Further, in the absence of Permanent Establishment of the foreign affiliate in India, the payment received by it cannot be taxed as business profits. Consequently, the applicant is not required to withhold tax under Section 195 of the Income-tax Act, 1961 (the Act) on such payment.

Facts of the case

• The applicant, a company incorporated in India, is engaged in the business of general insurance. The applicant entered into a Service Agreement with AXA Asia Regional Centre Pvt. Ltd. (AXA ARC) for receiving assistance such as business support, marketing, information technology support services and strategy support etc.

• For rendering the above services, AXA ARC charges a fee based on actual cost incurred plus a mark up of five percent.

• The applicant stated that the above services are merely advisory in nature and are procured with the intention of carrying on business in line with the best practices followed by other AXA group entities globally.

• The applicant contended that for providing the above services no employee of AXA ARC will physically visit India. Further, AXA ARC has no business establishment in India.

 Issues before the AAR

• Whether the payments made by the applicant to AXA ARC for various services under the Service Agreement are in the nature of FTS or royalty within the meaning of Article 12 of the tax treaty?

• Based on the answer to the above question, would the receipt by AXA ARC from the applicant suffer withholding tax under section 195 of the Act?

AAR Ruling

On payment for services as FTS

• The AAR held that only the services which make available technical knowledge, know-how, etc, which facilitates the person acquiring the services to apply the technology, can be considered as FTS within the meaning of Article 12 of the tax treaty.

• In the present case the applicant, receiving the following services, is unable to apply either the technology, knowledge, skills etc. possessed by AXA ARC or technical plan developed by AXA ARC:

-Suggestions to improve the product developed by the applicant so as to bring it in line

-Providing HR support assistance

-Assistance in choosing cost effective re-insurance partners

-Reviewing the actuarial methodologies developed by the applicant and providing suggestions.

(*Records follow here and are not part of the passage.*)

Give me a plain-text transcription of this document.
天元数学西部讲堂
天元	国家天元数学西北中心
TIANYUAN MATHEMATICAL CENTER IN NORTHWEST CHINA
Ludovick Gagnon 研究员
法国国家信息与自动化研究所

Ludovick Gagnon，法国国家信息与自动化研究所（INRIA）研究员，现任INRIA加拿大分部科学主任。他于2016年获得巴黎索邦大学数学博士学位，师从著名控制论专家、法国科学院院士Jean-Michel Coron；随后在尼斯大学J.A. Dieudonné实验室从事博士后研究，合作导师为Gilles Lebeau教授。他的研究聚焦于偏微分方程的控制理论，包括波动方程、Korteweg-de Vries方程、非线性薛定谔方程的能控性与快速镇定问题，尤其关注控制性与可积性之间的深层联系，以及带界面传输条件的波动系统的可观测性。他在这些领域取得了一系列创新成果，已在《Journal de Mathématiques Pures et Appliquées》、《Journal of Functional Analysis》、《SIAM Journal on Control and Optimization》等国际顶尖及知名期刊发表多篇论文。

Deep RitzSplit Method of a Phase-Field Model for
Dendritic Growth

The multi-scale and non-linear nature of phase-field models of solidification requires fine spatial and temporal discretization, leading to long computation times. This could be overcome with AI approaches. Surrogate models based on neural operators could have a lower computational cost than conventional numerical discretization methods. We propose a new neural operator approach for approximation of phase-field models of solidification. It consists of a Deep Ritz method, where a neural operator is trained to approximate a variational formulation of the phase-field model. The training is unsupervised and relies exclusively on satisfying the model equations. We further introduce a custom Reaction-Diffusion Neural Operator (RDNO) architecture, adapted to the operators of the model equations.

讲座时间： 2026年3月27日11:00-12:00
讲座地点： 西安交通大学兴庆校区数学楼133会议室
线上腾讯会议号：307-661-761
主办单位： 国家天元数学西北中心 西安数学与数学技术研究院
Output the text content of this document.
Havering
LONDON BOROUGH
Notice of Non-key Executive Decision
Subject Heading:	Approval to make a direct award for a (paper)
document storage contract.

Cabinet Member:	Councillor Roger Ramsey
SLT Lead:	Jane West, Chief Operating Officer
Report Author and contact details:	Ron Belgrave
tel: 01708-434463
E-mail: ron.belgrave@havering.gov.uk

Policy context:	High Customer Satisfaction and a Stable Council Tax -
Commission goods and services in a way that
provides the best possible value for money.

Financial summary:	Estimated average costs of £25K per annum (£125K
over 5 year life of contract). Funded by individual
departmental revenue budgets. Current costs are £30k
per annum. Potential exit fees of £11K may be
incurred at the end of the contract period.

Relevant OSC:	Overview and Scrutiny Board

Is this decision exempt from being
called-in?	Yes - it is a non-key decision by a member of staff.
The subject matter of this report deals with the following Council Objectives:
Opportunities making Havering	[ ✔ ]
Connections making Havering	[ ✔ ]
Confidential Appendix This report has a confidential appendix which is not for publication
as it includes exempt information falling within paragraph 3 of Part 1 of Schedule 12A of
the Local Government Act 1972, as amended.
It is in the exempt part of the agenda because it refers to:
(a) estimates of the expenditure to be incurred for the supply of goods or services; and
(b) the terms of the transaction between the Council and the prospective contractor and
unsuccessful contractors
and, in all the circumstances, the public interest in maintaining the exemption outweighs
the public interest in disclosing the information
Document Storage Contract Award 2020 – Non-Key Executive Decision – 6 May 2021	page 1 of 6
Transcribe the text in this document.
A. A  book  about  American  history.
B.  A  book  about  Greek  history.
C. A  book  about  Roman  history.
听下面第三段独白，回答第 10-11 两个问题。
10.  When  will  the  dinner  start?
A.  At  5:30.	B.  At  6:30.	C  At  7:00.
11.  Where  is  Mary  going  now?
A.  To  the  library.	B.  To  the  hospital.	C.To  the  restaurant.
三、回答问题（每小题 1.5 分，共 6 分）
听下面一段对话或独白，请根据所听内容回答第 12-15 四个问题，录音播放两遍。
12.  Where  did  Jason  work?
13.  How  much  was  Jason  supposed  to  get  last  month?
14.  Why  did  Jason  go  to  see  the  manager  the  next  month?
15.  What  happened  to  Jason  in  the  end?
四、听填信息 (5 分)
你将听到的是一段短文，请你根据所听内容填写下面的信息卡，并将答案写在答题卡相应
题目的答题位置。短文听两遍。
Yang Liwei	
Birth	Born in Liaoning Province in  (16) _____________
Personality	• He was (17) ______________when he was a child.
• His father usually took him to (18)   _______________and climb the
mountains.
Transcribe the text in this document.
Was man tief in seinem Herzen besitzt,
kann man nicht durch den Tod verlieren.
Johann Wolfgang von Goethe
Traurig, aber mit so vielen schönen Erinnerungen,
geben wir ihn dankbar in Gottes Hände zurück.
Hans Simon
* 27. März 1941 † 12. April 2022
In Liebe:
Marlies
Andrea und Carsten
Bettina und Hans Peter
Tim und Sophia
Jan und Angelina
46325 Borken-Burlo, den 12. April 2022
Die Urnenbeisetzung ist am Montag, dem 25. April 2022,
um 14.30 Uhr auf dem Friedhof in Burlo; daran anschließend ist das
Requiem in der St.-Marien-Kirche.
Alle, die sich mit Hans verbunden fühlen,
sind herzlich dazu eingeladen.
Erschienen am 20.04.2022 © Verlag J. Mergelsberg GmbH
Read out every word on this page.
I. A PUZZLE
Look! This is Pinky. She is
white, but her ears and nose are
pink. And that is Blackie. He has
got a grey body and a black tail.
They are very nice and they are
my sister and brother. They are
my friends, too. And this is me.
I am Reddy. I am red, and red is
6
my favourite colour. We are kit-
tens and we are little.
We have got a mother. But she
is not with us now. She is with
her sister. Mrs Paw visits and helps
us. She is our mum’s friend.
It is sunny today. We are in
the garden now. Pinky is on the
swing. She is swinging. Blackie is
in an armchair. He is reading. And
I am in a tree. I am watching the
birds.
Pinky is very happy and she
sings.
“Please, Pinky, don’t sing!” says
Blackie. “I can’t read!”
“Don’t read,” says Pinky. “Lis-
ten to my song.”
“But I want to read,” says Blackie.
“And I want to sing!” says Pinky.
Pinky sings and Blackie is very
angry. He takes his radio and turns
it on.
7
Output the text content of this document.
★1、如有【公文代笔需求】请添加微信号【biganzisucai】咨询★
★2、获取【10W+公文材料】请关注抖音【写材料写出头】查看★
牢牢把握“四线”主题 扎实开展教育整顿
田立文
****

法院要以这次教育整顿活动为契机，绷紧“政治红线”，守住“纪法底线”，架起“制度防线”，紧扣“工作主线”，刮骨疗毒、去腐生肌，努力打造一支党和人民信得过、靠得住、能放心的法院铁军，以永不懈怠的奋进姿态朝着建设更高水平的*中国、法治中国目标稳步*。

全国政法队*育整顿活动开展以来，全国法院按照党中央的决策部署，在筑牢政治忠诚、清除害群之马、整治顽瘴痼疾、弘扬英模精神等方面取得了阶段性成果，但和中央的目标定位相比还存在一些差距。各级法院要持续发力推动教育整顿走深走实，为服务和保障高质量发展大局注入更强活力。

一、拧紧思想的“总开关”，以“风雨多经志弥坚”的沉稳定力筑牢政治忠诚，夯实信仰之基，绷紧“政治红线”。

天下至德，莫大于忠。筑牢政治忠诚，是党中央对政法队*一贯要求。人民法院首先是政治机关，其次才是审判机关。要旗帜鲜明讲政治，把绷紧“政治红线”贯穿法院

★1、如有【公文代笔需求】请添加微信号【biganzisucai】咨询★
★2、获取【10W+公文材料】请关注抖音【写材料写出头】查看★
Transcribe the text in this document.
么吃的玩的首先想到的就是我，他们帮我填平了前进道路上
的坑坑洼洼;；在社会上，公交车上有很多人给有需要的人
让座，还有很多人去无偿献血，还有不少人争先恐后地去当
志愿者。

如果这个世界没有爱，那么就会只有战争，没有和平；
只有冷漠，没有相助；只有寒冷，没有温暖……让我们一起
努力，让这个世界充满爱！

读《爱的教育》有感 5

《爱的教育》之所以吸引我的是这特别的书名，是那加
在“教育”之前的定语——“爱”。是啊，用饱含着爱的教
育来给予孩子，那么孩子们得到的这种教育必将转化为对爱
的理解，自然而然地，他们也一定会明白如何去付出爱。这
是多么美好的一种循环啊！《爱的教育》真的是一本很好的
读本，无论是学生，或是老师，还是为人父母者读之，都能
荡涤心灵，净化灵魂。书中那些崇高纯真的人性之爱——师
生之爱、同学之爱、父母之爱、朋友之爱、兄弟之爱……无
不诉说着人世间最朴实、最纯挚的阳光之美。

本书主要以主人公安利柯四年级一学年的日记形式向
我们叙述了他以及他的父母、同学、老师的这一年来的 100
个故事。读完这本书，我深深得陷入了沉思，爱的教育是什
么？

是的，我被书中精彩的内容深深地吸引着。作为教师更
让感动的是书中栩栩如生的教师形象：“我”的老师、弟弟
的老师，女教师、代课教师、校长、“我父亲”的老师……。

-Marketing and risk analysis.

• In view of the above the AAR held that the payments made by the applicant to AXA ARC for various services under the terms of the Service Agreement are not in the nature of FTS.

On payment for services as Royalty

• With respect to IT support services, AXA ARC provided access to software applications and to the server hardware system hosted in Singapore.

• In this regard, the AAR observed that the payments made for accessing the system hosted in Singapore is for availing facilities provided by AXA ARC and it cannot be said that applicant has been conferred any right of usage of the equipment located abroad, more so when the server is not dedicated to the applicant.

• The AAR further held that there is no transfer of any copyright contained in the computer software provided by AXA ARC and therefore the IT support services are not in the nature of royalty.

The AAR concluded that since the services provided under the Agreement were neither FTS nor Royalty and AXA ARC did not have any permanent establishment in India, the applicant is not required to withhold tax under Section 195 of the Act.

Our comments- This is an important ruling by the AAR which reiterates the position that in order to fit into the terminology of ‘make available’, the technical knowledge, skills etc must remain with the person receiving the services even after the particular services contract comes to an end. In arriving at this conclusion the AAR relied on its earlier rulings in the case of Intertek Testing Services India (P) Ltd. , In re [2008] (AAR) and Ernst and Young (P) Ltd., In re [2010] (AAR).

Even though the decision of the AAR is legally binding only on the parties involved in the particular case, the ruling would have a persuasive value in similar cases.